Now if these shared truths are true irrespective of our judgment, it would seem that they are superior to our intellect.  This suggests that these shared truths are greater than our intellect since the intellect must conform to these shared truths, and not the shared truths to our intellect.

This truth appears to have the same characteristics as God:

“It is in no place, yet nowhere is it absent; from without it admonishes us, within it instructs us.  It changes all its beholders for the better; it is itself never changed for the worse; without it, no one judges right.”

Our experience therefore indicates that these shared truths point to a truth external from us that is immutable and, what is more eternal.  These shared truths do not change and will never change, and so behind these shared truths there appears to be a truth which is immutable and eternal and to which we ought to conform.  This truth is God, or if there is something even higher than this truth, then this something higher is God.  In either event, God exists.

If truth, then God.
There is an inextricable link between truth, our faculty to recognize it, our search for truth, and God.  This is St. Augustine’s argument.

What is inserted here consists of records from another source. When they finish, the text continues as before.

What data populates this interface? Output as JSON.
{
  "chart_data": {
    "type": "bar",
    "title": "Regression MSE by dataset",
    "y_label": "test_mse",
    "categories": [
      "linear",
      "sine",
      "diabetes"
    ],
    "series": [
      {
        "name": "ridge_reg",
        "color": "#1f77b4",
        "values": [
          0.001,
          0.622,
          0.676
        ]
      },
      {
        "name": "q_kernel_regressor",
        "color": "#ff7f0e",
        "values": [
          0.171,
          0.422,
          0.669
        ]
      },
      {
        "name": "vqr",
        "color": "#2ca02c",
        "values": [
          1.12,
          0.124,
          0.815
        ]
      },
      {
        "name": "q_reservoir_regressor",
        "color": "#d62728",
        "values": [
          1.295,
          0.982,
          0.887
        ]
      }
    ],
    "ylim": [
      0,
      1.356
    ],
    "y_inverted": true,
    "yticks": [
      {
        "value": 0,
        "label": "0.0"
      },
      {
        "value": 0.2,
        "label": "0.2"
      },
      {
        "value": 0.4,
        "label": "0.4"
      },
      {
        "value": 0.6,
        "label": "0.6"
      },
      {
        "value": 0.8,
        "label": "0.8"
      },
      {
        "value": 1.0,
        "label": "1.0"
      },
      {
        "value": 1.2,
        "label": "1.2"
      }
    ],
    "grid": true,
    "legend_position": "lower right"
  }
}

It was an argument from experience.  He tells us in his autobiographical Confessions that, from the age of nineteen when he happened upon Cicero’s treatise Hortensius during the course of his rhetorical studies, he was convinced that happiness was found in wisdom.

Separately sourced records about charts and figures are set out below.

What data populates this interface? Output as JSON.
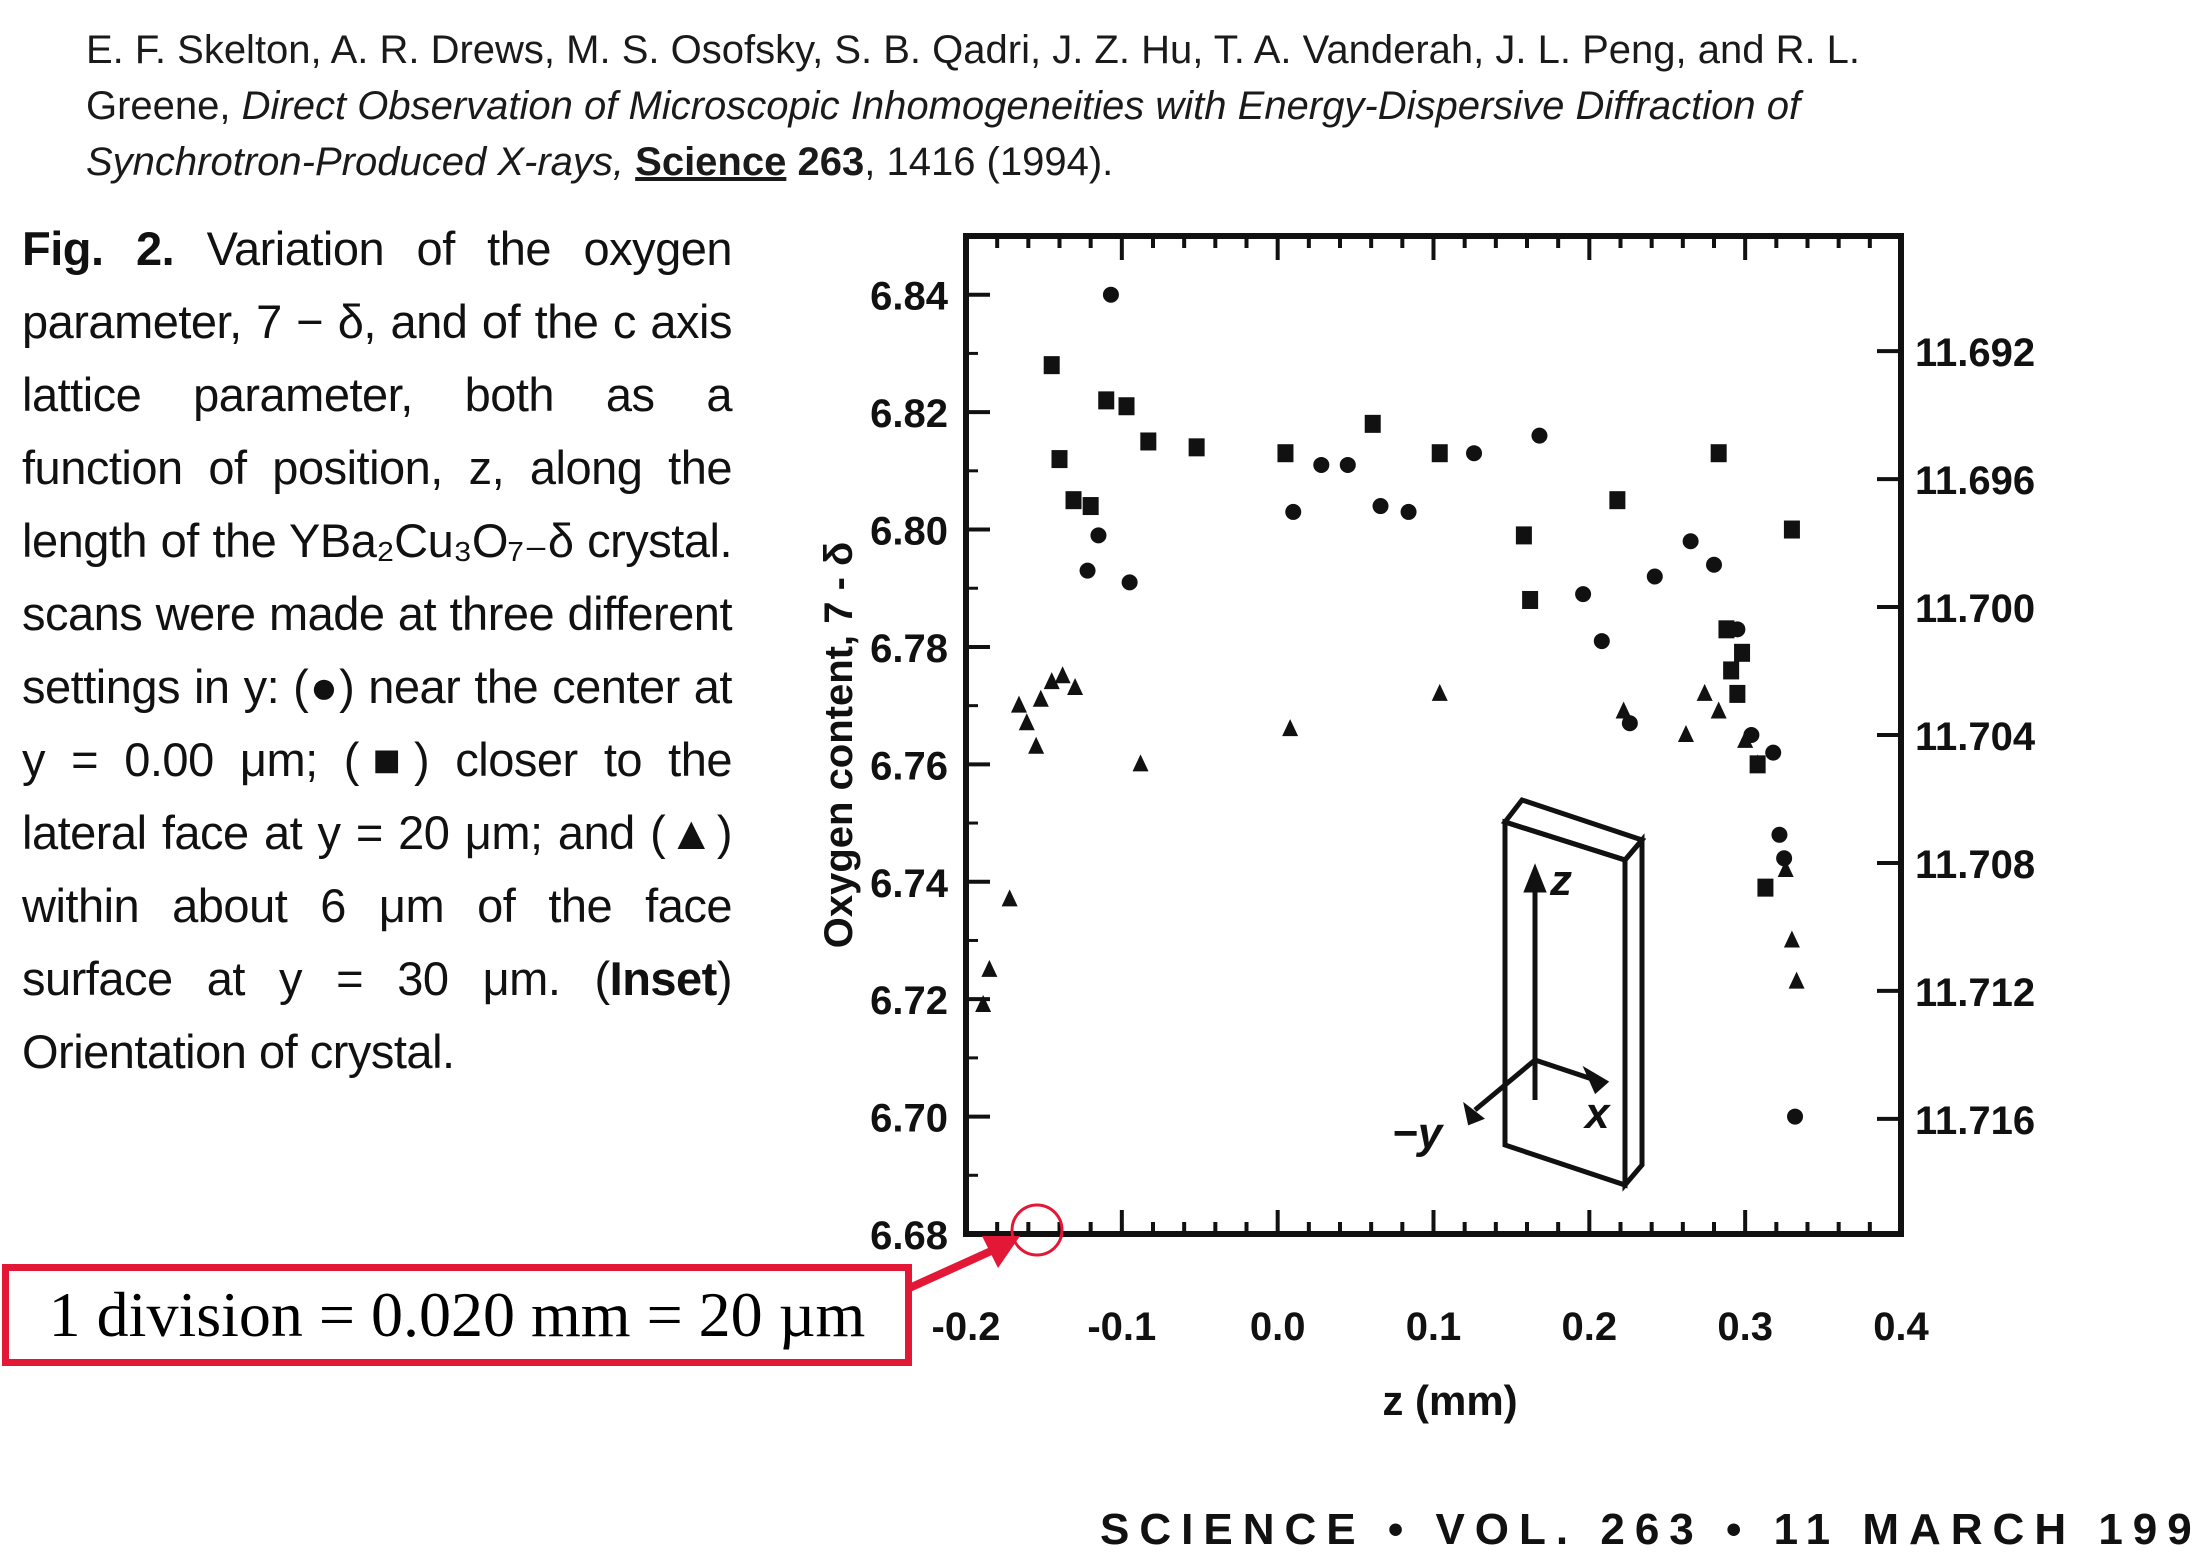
{
  "citation": {
    "authors": "E. F. Skelton, A. R. Drews, M. S. Osofsky, S. B. Qadri, J. Z. Hu, T. A. Vanderah, J. L. Peng, and R. L. Greene,",
    "title": "Direct Observation of Microscopic Inhomogeneities with Energy-Dispersive Diffraction of Synchrotron-Produced X-rays,",
    "journal": "Science",
    "volume": "263",
    "rest": ", 1416 (1994)."
  },
  "caption": {
    "fig_label": "Fig. 2.",
    "part1": "Variation of the oxygen parameter, 7 − δ, and of the c axis lattice parameter, both as a function of position, z, along the length of the YBa₂Cu₃O₇₋δ crystal. scans were made at three different settings in y: (●) near the center at y = 0.00 μm; (■) closer to the lateral face at y = 20 μm; and (▲) within about 6 μm of the face surface at y = 30 μm. (",
    "inset_word": "Inset",
    "part2": ") Orientation of crystal."
  },
  "scale_note": "1 division = 0.020 mm = 20 µm",
  "footer": "SCIENCE • VOL. 263 • 11 MARCH 199",
  "inset_labels": {
    "z": "z",
    "x": "x",
    "y": "−y"
  },
  "colors": {
    "accent": "#e31837",
    "ink": "#111111"
  },
  "chart_data": {
    "type": "scatter",
    "xlabel": "z (mm)",
    "ylabel": "Oxygen content, 7 - δ",
    "xlim": [
      -0.2,
      0.4
    ],
    "ylim": [
      6.68,
      6.85
    ],
    "x_ticks": [
      "-0.2",
      "-0.1",
      "0.0",
      "0.1",
      "0.2",
      "0.3",
      "0.4"
    ],
    "x_tick_values": [
      -0.2,
      -0.1,
      0.0,
      0.1,
      0.2,
      0.3,
      0.4
    ],
    "y_ticks": [
      "6.68",
      "6.70",
      "6.72",
      "6.74",
      "6.76",
      "6.78",
      "6.80",
      "6.82",
      "6.84"
    ],
    "y_tick_values": [
      6.68,
      6.7,
      6.72,
      6.74,
      6.76,
      6.78,
      6.8,
      6.82,
      6.84
    ],
    "y2_ticks": [
      "11.692",
      "11.696",
      "11.700",
      "11.704",
      "11.708",
      "11.712",
      "11.716"
    ],
    "y2_tick_values": [
      11.692,
      11.696,
      11.7,
      11.704,
      11.708,
      11.712,
      11.716
    ],
    "y2lim": [
      11.6884,
      11.7196
    ],
    "series": [
      {
        "marker": "circle",
        "points": [
          [
            -0.107,
            6.84
          ],
          [
            -0.122,
            6.793
          ],
          [
            -0.115,
            6.799
          ],
          [
            -0.095,
            6.791
          ],
          [
            0.01,
            6.803
          ],
          [
            0.028,
            6.811
          ],
          [
            0.045,
            6.811
          ],
          [
            0.066,
            6.804
          ],
          [
            0.084,
            6.803
          ],
          [
            0.126,
            6.813
          ],
          [
            0.168,
            6.816
          ],
          [
            0.196,
            6.789
          ],
          [
            0.208,
            6.781
          ],
          [
            0.226,
            6.767
          ],
          [
            0.242,
            6.792
          ],
          [
            0.265,
            6.798
          ],
          [
            0.28,
            6.794
          ],
          [
            0.295,
            6.783
          ],
          [
            0.304,
            6.765
          ],
          [
            0.318,
            6.762
          ],
          [
            0.322,
            6.748
          ],
          [
            0.325,
            6.744
          ],
          [
            0.332,
            6.7
          ]
        ]
      },
      {
        "marker": "square",
        "points": [
          [
            -0.145,
            6.828
          ],
          [
            -0.14,
            6.812
          ],
          [
            -0.131,
            6.805
          ],
          [
            -0.12,
            6.804
          ],
          [
            -0.11,
            6.822
          ],
          [
            -0.097,
            6.821
          ],
          [
            -0.083,
            6.815
          ],
          [
            -0.052,
            6.814
          ],
          [
            0.005,
            6.813
          ],
          [
            0.061,
            6.818
          ],
          [
            0.104,
            6.813
          ],
          [
            0.158,
            6.799
          ],
          [
            0.162,
            6.788
          ],
          [
            0.218,
            6.805
          ],
          [
            0.283,
            6.813
          ],
          [
            0.288,
            6.783
          ],
          [
            0.291,
            6.776
          ],
          [
            0.295,
            6.772
          ],
          [
            0.298,
            6.779
          ],
          [
            0.308,
            6.76
          ],
          [
            0.313,
            6.739
          ],
          [
            0.33,
            6.8
          ]
        ]
      },
      {
        "marker": "triangle",
        "points": [
          [
            -0.189,
            6.719
          ],
          [
            -0.185,
            6.725
          ],
          [
            -0.172,
            6.737
          ],
          [
            -0.166,
            6.77
          ],
          [
            -0.161,
            6.767
          ],
          [
            -0.155,
            6.763
          ],
          [
            -0.152,
            6.771
          ],
          [
            -0.145,
            6.774
          ],
          [
            -0.138,
            6.775
          ],
          [
            -0.13,
            6.773
          ],
          [
            -0.088,
            6.76
          ],
          [
            0.008,
            6.766
          ],
          [
            0.104,
            6.772
          ],
          [
            0.222,
            6.769
          ],
          [
            0.262,
            6.765
          ],
          [
            0.274,
            6.772
          ],
          [
            0.283,
            6.769
          ],
          [
            0.3,
            6.764
          ],
          [
            0.308,
            6.76
          ],
          [
            0.326,
            6.742
          ],
          [
            0.33,
            6.73
          ],
          [
            0.333,
            6.723
          ]
        ]
      }
    ]
  }
}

Cicero’s treatise, St. Augustine says, was an “exhortation to philosophy,” and the effect of Cicero’s treatise on the young Augustine was such that it filled him with a magnum incendium, a “burning desire,” to devote himself to acquiring wisdom.  At the time ignorant of, or perhaps better oblivious to, Christ, he was nevertheless “enkindled and inflamed to love, to seek, to obtain, to hold, and to embrace, not this or that sect, but wisdom itself, wherever it might be.”

Eventually, the quest for happiness through wisdom brought him to the Incarnate Word, Jesus.  And when St. Augustine put his faith in Jesus, he found out that Jesus was the fulfillment of all his yearnings, that satisfaction of all his hopes.  His only sorrow was that he did not come upon him early enough.  Too late did he begin to love the Truth who had a name!

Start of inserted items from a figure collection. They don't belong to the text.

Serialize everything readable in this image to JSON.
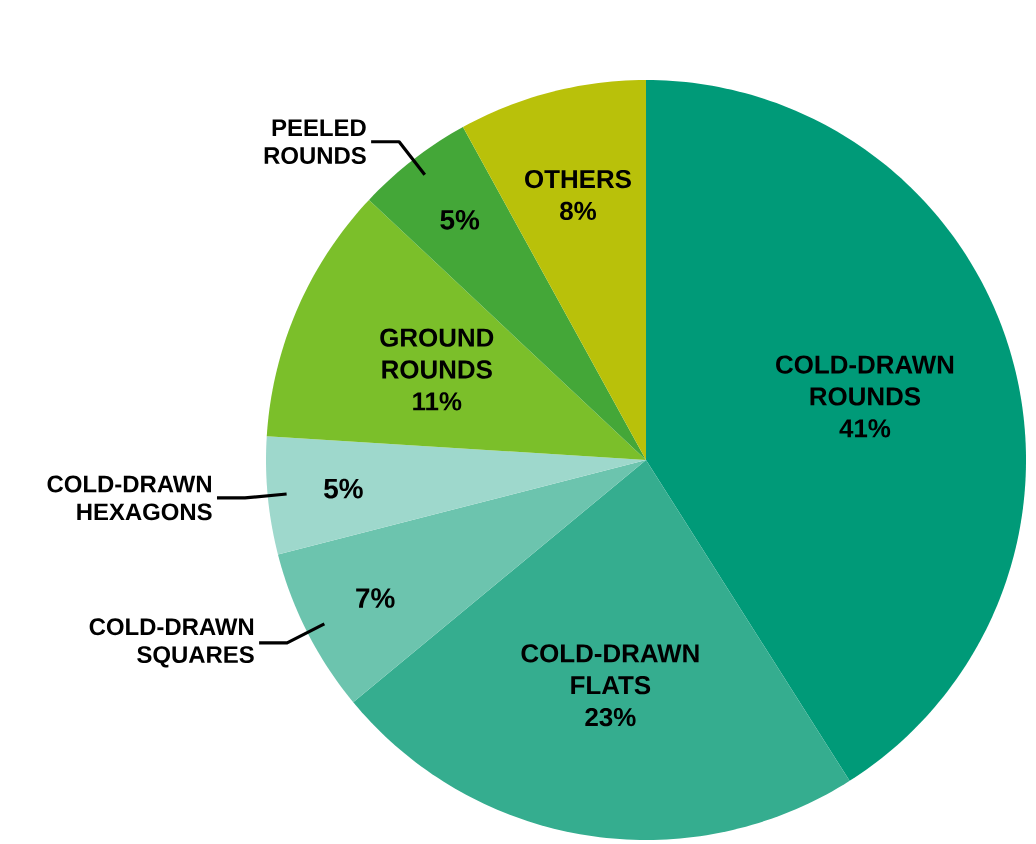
{
  "chart_data": {
    "type": "pie",
    "categories": [
      "COLD-DRAWN ROUNDS",
      "COLD-DRAWN FLATS",
      "COLD-DRAWN SQUARES",
      "COLD-DRAWN HEXAGONS",
      "GROUND ROUNDS",
      "PEELED ROUNDS",
      "OTHERS"
    ],
    "values": [
      41,
      23,
      7,
      5,
      11,
      5,
      8
    ],
    "value_labels": [
      "41%",
      "23%",
      "7%",
      "5%",
      "11%",
      "5%",
      "8%"
    ],
    "colors": [
      "#009a78",
      "#35ad8f",
      "#6cc4ae",
      "#9ed8cc",
      "#7bbf2a",
      "#44a738",
      "#b9c10a"
    ]
  }
}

St. Edith Stein, whose own pilgrimage in truth led her from philosophy to Jesus and to becoming a Carmelite nun and taking the name Sister Teresa Benedicta of the Cross, traveled on this Augustinian road to God.  As John Paul II stated in his Homily for her canonization on October 11, 1998:

“The love of Christ was the fire that inflamed the life of St Teresa Benedicta of the Cross. Long before she realized it, she was caught by this fire.  At the beginning she devoted herself to freedom.  For a long time Edith Stein was a seeker.  Her mind never tired of searching and her heart always yearned for hope.  She traveled the arduous path of philosophy with passionate enthusiasm.  Eventually she was rewarded: she seized the truth.  Or better: she was seized by it.  Then she discovered that truth had a name: Jesus Christ.  From that moment on, the incarnate Word was her One and All.  Looking back as a Carmelite on this period of her life, she wrote to a Benedictine nun: ‘Whoever seeks the truth is seeking God, whether consciously or unconsciously.'”

Would that the fire for truth, the burning desire for truth that seized the souls of St. Augustine of Hippo and St. Edith Stein, saints fifteen centuries apart, catch a hold of all of us and take us, consciously or unconsciously, into the path of the Truth who has a name.  His name is Jesus.